それは覚悟だ、だがそれはあまりにこのレースにはそぐわない異質な覚悟だ。
『だからな、ディープ』
振り返る、シマカゼタービンの目がディープインパクトを見据え、その眼の色についにディープインパクトは自分の目が信じられなかった。
『勝たせてもらうぞ』
シマカゼタービンの目が、澄み切った底の見えない瞳が、ディープインパクトを敵として睨みつけていた。
そこに見慣れた走り屋としての彼の姿はどこにもなかった。
あとがき
時に競走馬よ、競馬の掟は忘れておらぬな。
一つ・馬主は絶対。逆らうことは許されぬ。
二つ・騎手は絶対。命を賭して守り、共に勝利を手に入れよ。
三つ・勝利は絶対。一時の敗北は良い、だがあらゆる手段を尽くして取り戻せ。
出来るかな?この有馬記念で。できるかな?覚悟を決めた友の前で。
ところであなたは仲の良い遊び仲間と命を懸けて戦えと言われて奮い立ちます?
肩を並べて、笑い合って、競い合って、喧嘩して、泥んこになって、最後は馬鹿みたいに笑って遊んだ仲間たちはそれを望んでいます。

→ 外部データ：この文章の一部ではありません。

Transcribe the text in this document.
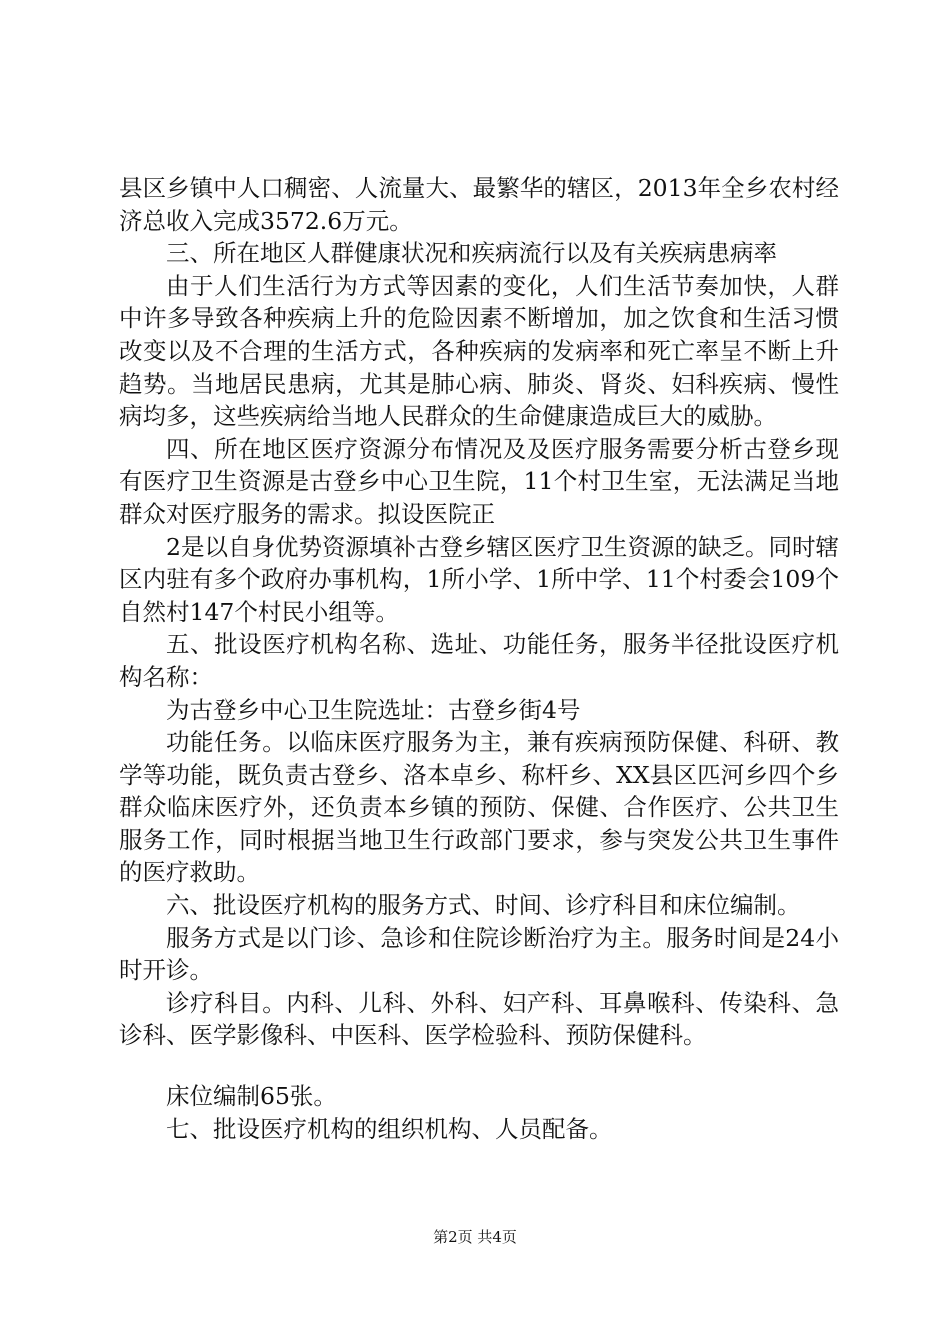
县区乡镇中人口稠密、人流量大、最繁华的辖区，2013年全乡农村经济总收入完成3572.6万元。

三、所在地区人群健康状况和疾病流行以及有关疾病患病率

由于人们生活行为方式等因素的变化，人们生活节奏加快，人群中许多导致各种疾病上升的危险因素不断增加，加之饮食和生活习惯改变以及不合理的生活方式，各种疾病的发病率和死亡率呈不断上升趋势。当地居民患病，尤其是肺心病、肺炎、肾炎、妇科疾病、慢性病均多，这些疾病给当地人民群众的生命健康造成巨大的威胁。

四、所在地区医疗资源分布情况及及医疗服务需要分析古登乡现有医疗卫生资源是古登乡中心卫生院，11个村卫生室，无法满足当地群众对医疗服务的需求。拟设医院正

2是以自身优势资源填补古登乡辖区医疗卫生资源的缺乏。同时辖区内驻有多个政府办事机构，1所小学、1所中学、11个村委会109个自然村147个村民小组等。

五、批设医疗机构名称、选址、功能任务，服务半径批设医疗机构名称：

为古登乡中心卫生院选址：古登乡街4号

功能任务。以临床医疗服务为主，兼有疾病预防保健、科研、教学等功能，既负责古登乡、洛本卓乡、称杆乡、XX县区匹河乡四个乡群众临床医疗外，还负责本乡镇的预防、保健、合作医疗、公共卫生服务工作，同时根据当地卫生行政部门要求，参与突发公共卫生事件的医疗救助。

六、批设医疗机构的服务方式、时间、诊疗科目和床位编制。

服务方式是以门诊、急诊和住院诊断治疗为主。服务时间是24小时开诊。

诊疗科目。内科、儿科、外科、妇产科、耳鼻喉科、传染科、急诊科、医学影像科、中医科、医学检验科、预防保健科。

床位编制65张。

七、批设医疗机构的组织机构、人员配备。

第2页 共4页
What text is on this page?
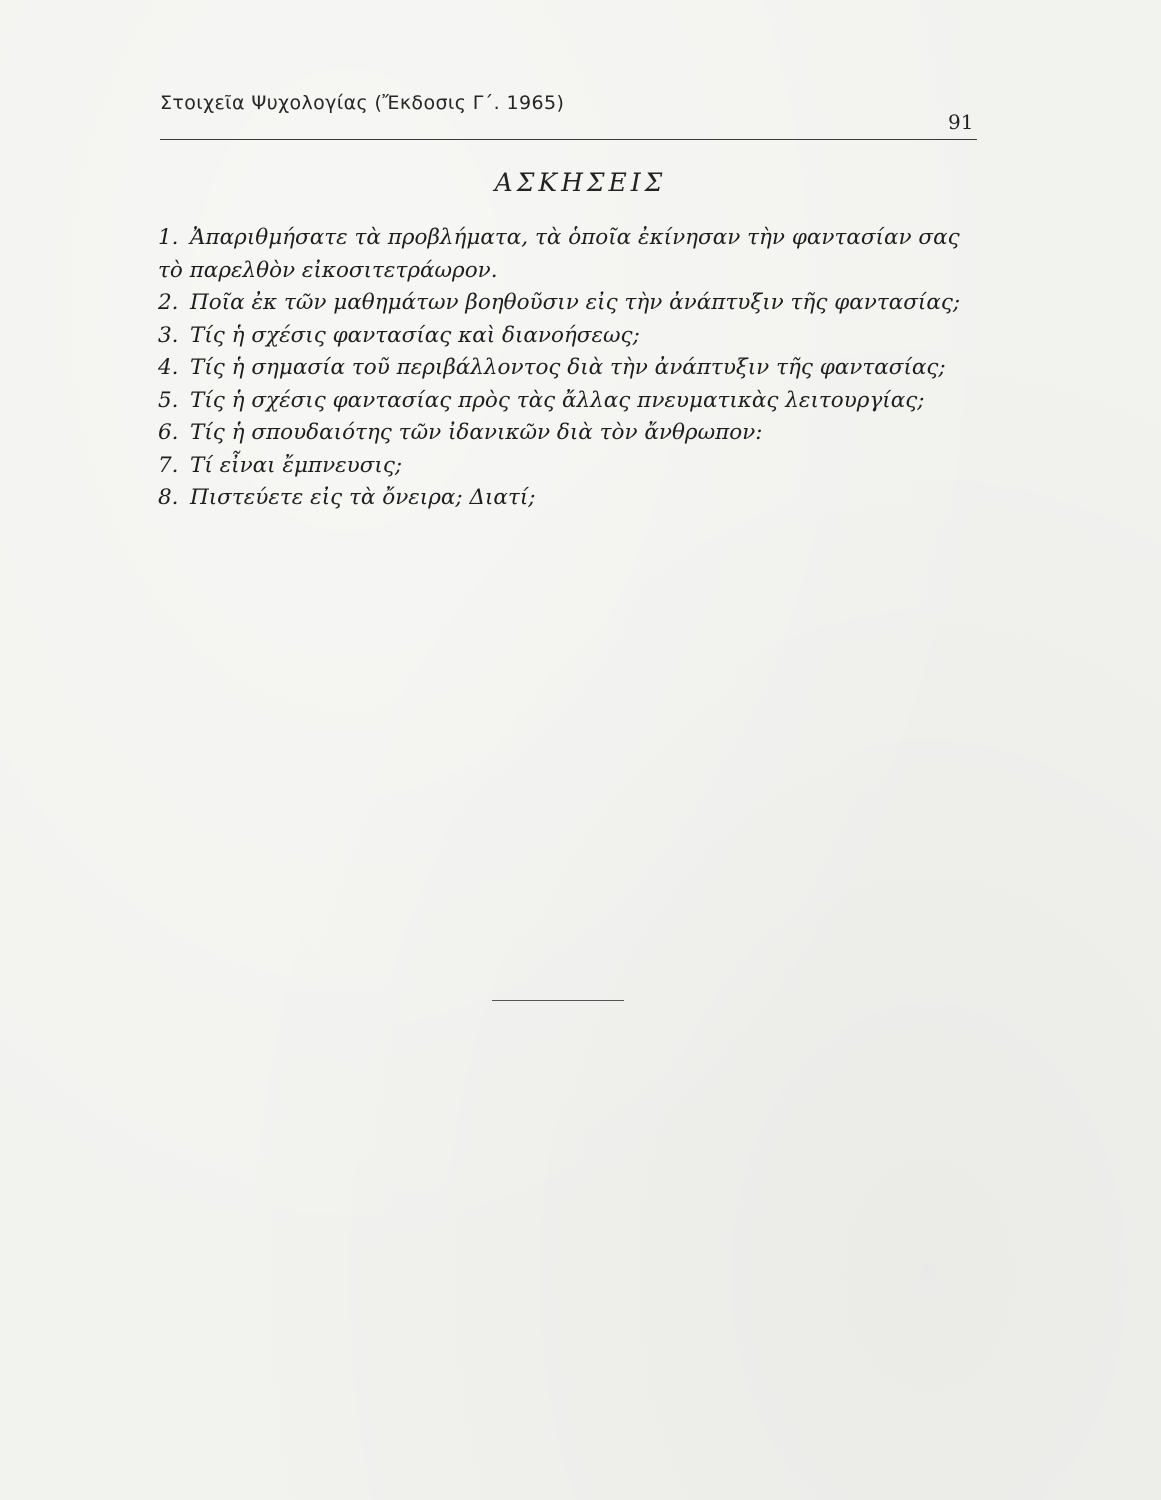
Στοιχεῖα Ψυχολογίας (Ἔκδοσις Γ΄. 1965)
91
ΑΣΚΗΣΕΙΣ
1. Ἀπαριθμήσατε τὰ προβλήματα, τὰ ὁποῖα ἐκίνησαν τὴν φαντασίαν σας τὸ παρελθὸν εἰκοσιτετράωρον.
2. Ποῖα ἐκ τῶν μαθημάτων βοηθοῦσιν εἰς τὴν ἀνάπτυξιν τῆς φαντασίας;
3. Τίς ἡ σχέσις φαντασίας καὶ διανοήσεως;
4. Τίς ἡ σημασία τοῦ περιβάλλοντος διὰ τὴν ἀνάπτυξιν τῆς φαντασίας;
5. Τίς ἡ σχέσις φαντασίας πρὸς τὰς ἄλλας πνευματικὰς λειτουργίας;
6. Τίς ἡ σπουδαιότης τῶν ἰδανικῶν διὰ τὸν ἄνθρωπον:
7. Τί εἶναι ἔμπνευσις;
8. Πιστεύετε εἰς τὰ ὄνειρα; Διατί;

自分と命を懸けたレースをしようというのです、戦うことを喜んでいるのです、笑って楽しんでいるのです。
そういう世界なんです、そういうもんなんです。
でもね、世界は厳しく残酷で不平等で理不尽でくそったれで救いがないもんです。競走馬の世界なんか、厳しいどころの話じゃない。
例えGⅠに出られるような馬でも、それこそGⅠ馬であろうとも時には…競馬好きならわかるんじゃないでしょうか。
おまけ・作者の戯言
少なくとも自分は嫌だね。そんなもん。